Das Leben für die Kinder in den Internaten war hart: körperliche, seelische und sexuelle Misshandlungen waren an der Tagesordnung. Auch die Schulen waren überfüllt, es gab zu wenig Essen und die Gesundheitsversorgung war schlecht.
Es wurde alles getan, um den Kindern die ursprüngliche Kultur zu nehmen. Sie erhielten eine Nummer statt eines Namens, mussten eine Uniform tragen und bekamen die Haare abgeschnitten. Sie wurden auch bestraft, wenn sie ihre eigene Sprache sprachen. Jungen und Mädchen wurden getrennt. Auch zwischen Geschwistern gab es kaum Kontakt, um die familiären Bindungen zu schwächen.
Nach der Entdeckung eines Massengrabes in der kanadischen Stadt Kamloops wurden in ganz Kanada Schuhe zum Gedenken an die Opfer platziert.
Darüber hinaus war die Bildung in den Internaten viel niedriger als in anderen Schulen in Kanada. Die meisten erreichten mit achtzehn kaum das Niveau eines Erstklässlers. Mädchen wurden kaum unterrichtet, mussten aber Hausarbeiten erledigen. Knaben wurden in Tischlerei und Landwirtschaft unterrichtet. Sie mussten dann (Schwer-)Arbeit in den Schulen verrichten, unfreiwillig und unbezahlt.
Aufgrund des niedrigen Bildungsniveaus konnten die meisten Kinder nach dem 18. Lebensjahr keine weiterführende Schule besuchen. Überlebende und ihre Angehörigen leiden immer noch darunter.
Mehr als 4000 Kinder sollen in Internaten gestorben sein, schätzte eine kanadische Untersuchungskommission zuvor. Die Kinder starben an Unterernährung, Missbrauch und Infektionskrankheiten. Die Internate hatten oft unhygienische Zustände. Es gab auch zu wenig Essen. Einige Opfer starben bei einem Fluchtversuch, zum Beispiel an Unterkühlung oder Ertrinken.
In den letzten Jahren wurden vermehrt unmarkierte Massengräber an ehemaligen Internaten gefunden, unter anderem in den Provinzen Saskatchewan, Alberta, Manitoba und British Columbia.

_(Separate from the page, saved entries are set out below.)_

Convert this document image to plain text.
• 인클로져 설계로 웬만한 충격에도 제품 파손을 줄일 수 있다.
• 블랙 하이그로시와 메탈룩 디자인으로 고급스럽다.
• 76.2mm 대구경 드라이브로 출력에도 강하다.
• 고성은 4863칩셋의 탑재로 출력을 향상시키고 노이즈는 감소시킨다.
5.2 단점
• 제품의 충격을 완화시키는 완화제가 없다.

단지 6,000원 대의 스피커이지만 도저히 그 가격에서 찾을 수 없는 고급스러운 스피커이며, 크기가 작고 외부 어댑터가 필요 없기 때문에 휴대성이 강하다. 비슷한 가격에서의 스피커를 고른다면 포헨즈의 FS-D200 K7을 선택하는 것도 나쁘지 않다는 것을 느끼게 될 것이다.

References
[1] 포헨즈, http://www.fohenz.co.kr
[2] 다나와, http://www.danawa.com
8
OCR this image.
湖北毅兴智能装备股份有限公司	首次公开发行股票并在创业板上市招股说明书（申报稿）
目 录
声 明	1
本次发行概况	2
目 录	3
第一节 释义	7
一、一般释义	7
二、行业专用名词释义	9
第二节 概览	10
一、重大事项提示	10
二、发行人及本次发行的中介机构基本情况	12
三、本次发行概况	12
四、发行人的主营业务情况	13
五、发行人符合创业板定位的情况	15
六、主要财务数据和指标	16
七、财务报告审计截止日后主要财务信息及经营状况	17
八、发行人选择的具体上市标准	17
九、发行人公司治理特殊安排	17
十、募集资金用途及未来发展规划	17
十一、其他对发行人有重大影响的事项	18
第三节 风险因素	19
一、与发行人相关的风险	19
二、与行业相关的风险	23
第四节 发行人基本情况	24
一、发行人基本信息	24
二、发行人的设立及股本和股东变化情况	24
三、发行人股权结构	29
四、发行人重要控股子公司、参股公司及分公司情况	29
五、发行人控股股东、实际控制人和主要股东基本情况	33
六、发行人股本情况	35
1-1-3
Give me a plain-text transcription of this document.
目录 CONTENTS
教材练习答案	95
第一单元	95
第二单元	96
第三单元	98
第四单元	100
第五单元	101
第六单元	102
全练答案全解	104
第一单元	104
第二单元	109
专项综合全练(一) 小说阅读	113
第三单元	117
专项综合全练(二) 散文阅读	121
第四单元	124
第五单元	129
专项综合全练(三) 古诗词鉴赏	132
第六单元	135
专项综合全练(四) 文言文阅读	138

Seit den 1970er Jahren ist die Zahl der Internate in Kanada rückläufig. 1996 wurde das letzte Internat geschlossen. Die Wirkung ist immer noch in der einheimischen Bevölkerung zu spüren.
Vertreter indigener Gruppen, darunter die First Nations, Métis und Inuit, reisten Anfang dieses Jahres in die Vatikanstadt, um sich mit dem Papst zu treffen. Daraufhin entschuldigte er sich bereits und versprach, dies auf kanadischem Boden noch einmal zu tun. Er wird bis Samstag im Land bleiben.